I have a head of cabbage that’s getting so swollen I know it’s going to split. Especially if a thunderburst drenches the ground. And after that head splits, my other cabbage heads, not as far along as the first, are also likely to swell, then split.
I’m not going to sit back and accept splitting cabbage heads, which happens when wet soil suddenly pumps water up into a fully ripe cabbage head. A quick yank on the neck should keep any head together. I’ll straddle a swollen head, grab it with two hands, then give it a short jerk skyward. This seemingly brutal act should sever just enough small roots to stave off any rush of water.
Another approach, of course, is to just eat the head — if I’m ready. A freshly harvested head of a good variety of cabbage is a treat, even if it’s not quite as tasty as one maturing during the cool, moist weather of autumn.

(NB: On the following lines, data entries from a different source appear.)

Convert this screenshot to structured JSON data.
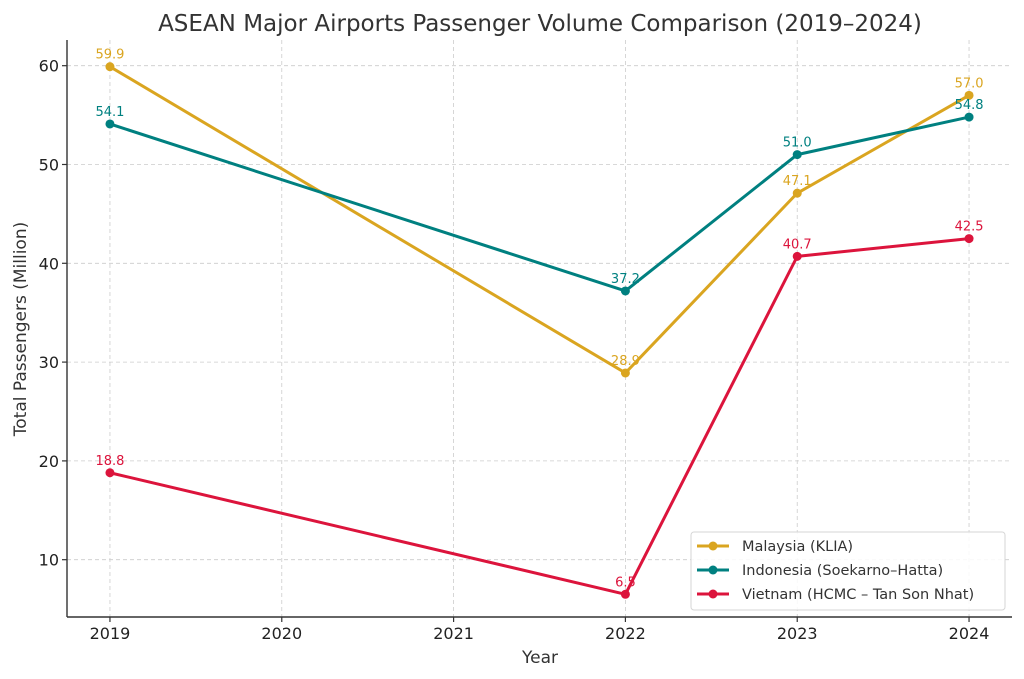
{
  "chart_data": {
    "type": "line",
    "title": "ASEAN Major Airports Passenger Volume Comparison (2019–2024)",
    "xlabel": "Year",
    "ylabel": "Total Passengers (Million)",
    "x": [
      2019,
      2020,
      2021,
      2022,
      2023,
      2024
    ],
    "x_ticks": [
      "2019",
      "2020",
      "2021",
      "2022",
      "2023",
      "2024"
    ],
    "y_ticks": [
      10,
      20,
      30,
      40,
      50,
      60
    ],
    "xlim": [
      2018.75,
      2024.25
    ],
    "ylim": [
      4.2,
      62.6
    ],
    "grid": true,
    "legend_position": "lower-right",
    "series": [
      {
        "name": "Malaysia (KLIA)",
        "color": "#DAA520",
        "x": [
          2019,
          2022,
          2023,
          2024
        ],
        "values": [
          59.9,
          28.9,
          47.1,
          57.0
        ],
        "labels": [
          "59.9",
          "28.9",
          "47.1",
          "57.0"
        ]
      },
      {
        "name": "Indonesia (Soekarno–Hatta)",
        "color": "#008080",
        "x": [
          2019,
          2022,
          2023,
          2024
        ],
        "values": [
          54.1,
          37.2,
          51.0,
          54.8
        ],
        "labels": [
          "54.1",
          "37.2",
          "51.0",
          "54.8"
        ]
      },
      {
        "name": "Vietnam (HCMC – Tan Son Nhat)",
        "color": "#DC143C",
        "x": [
          2019,
          2022,
          2023,
          2024
        ],
        "values": [
          18.8,
          6.5,
          40.7,
          42.5
        ],
        "labels": [
          "18.8",
          "6.5",
          "40.7",
          "42.5"
        ]
      }
    ]
  }
}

DECAPITATE FOR TWO CABBAGE CROPS
Actually, you could harvest a crop now and then again in autumn from the same plant. Just cut the head, when harvesting, just above the bottom whorl of leaves. You were going to discard those outer leaves anyway.
A cabbage head is really just a stem, a compressed one but otherwise like any other stem, with leaves at each node and a bud just above the point where each leaf is attached. Instead of being spaced inches apart along the stem, as with many plants, cabbage leaves grow closely one after another, each one wrapping around lower ones to form a head.
Perhaps you have made a houseplant grow more side branches by pinching off its growing tip. This pinch quells production by that top bud of a hormone that suppresses growth of buds lower down along the stem. Similarly, cut the head off a cabbage plant and buds further down along the stem are free to grow out into new stems, i.e., more heads.
Two, three, even four or more new heads could grow on your decapitated cabbage plant. However, there are limits to how much water and how many nutrients the plant can take in, and there’s room for only so many new heads. More heads mean smaller heads, so you can “put in your order” for how big a head you want to harvest in autumn by adjusting the number of new heads.
OR SOW SEED FOR FALL HARVEST
A more conventional way of growing autumn cabbage is to plant seeds — now! Choose a shorter-season variety.
No matter if you don’t have space in the garden now for cabbage plants. Sow seeds in flats or individual pots filled with potting soil. All they need is a few inches of space between them for the next month or so in the containers. After a month, there should be some space freed up in the garden, perhaps from an early planting of bush beans or sweet corn, or from later plantings of lettuce.
No need to plant a whole row of cabbages; you can spot individual cabbage plants here and there — even among flowers — wherever space permits.
As with the decapitation method of growing cabbages for autumn harvest, you can adjust the head size of the cabbage transplants you set out next month. Just space them closer for smaller heads.
All this talk may seem like more than is warranted for so common a vegetable as a cabbage. Plant the old variety Early Jersey Wakefield, though, and you’ll see that the herbage warrants the verbiage.